Penalties were also imposed upon defendants under ORS 652.350 which provides as follows:

"Upon being informed of a wage claim against an employer or former employer, the commissioner shall, if such claim appears to be just, immediately notify the employer or former employer, of such claim by mail. If the employer or former employer, fails to pay the claim or to make satisfactory explanation to the commissioner of his failure to do so, within 30 days thereafter, the employer or former employer shall be liable to a penalty of 10 percent of that portion of the claim found to be justly due. The commissioner shall have a cause of action against the employer or former employer for the recovery of such penalty, and the same may be included in any subsequent action by the commissioner on said wage claim, *554 or may be exercised separately after adjustment of such wage claim without court action."

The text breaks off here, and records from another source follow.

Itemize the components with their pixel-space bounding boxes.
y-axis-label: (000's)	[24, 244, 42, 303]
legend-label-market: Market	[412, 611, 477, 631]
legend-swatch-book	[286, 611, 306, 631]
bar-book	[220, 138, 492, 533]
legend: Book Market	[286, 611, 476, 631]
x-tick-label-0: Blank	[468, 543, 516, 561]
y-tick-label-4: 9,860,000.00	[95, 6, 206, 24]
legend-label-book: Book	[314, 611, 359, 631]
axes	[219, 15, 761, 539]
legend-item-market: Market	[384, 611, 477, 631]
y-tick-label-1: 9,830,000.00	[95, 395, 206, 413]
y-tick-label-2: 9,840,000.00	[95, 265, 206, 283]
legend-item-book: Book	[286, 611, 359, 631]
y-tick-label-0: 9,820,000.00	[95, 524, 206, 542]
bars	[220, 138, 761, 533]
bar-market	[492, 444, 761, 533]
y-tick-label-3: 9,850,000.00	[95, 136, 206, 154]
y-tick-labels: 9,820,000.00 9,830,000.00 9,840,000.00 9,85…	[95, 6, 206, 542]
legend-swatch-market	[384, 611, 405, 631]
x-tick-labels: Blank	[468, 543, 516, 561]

It is not clear under what circumstances this statute becomes operative. Plaintiff concedes that he has the burden of proving that a satisfactory explanation of the employer's failure to pay the wage claim was not given. Plaintiff introduced into evidence notices of the wage claims of five employees. But there is no evidence in the record as to whether defendants ever responded to the notice. The burden was on plaintiff not only to show that he sent the notice but also that defendants did not respond within 30 days or that they responded and attempted to explain why the wages were not paid. Not having produced this evidence, plaintiff is not entitled to recover the penalty.

The judgment is reversed and remanded for the entry of a judgment consistent with this opinion.

NOTES

[1] There are allegations in the brief on appeal and certain evidence which would tend to suggest misappropriation of corporate assets, confusion of personal and corporate assets which prejudiced claimants' claims and the disregard of the corporate form justifying the imposition of personal liability on defendants. These theories do not appear to have been seriously advanced by plaintiff. Even if they were, the evidence was not sufficient to warrant their application.

[2] State ex rel. Nilsen v. Johnston, 233 Or. 103, 377 P.2d 331 (1962); Nordling v. Johnston, 205 Or. 315, 283 P.2d 994, 287 P.2d 420, 48 A.L.R.2d 1369 (1955); Davis v. Morris, 37 Cal. App. 2d 269, 99 P.2d 345 (1940).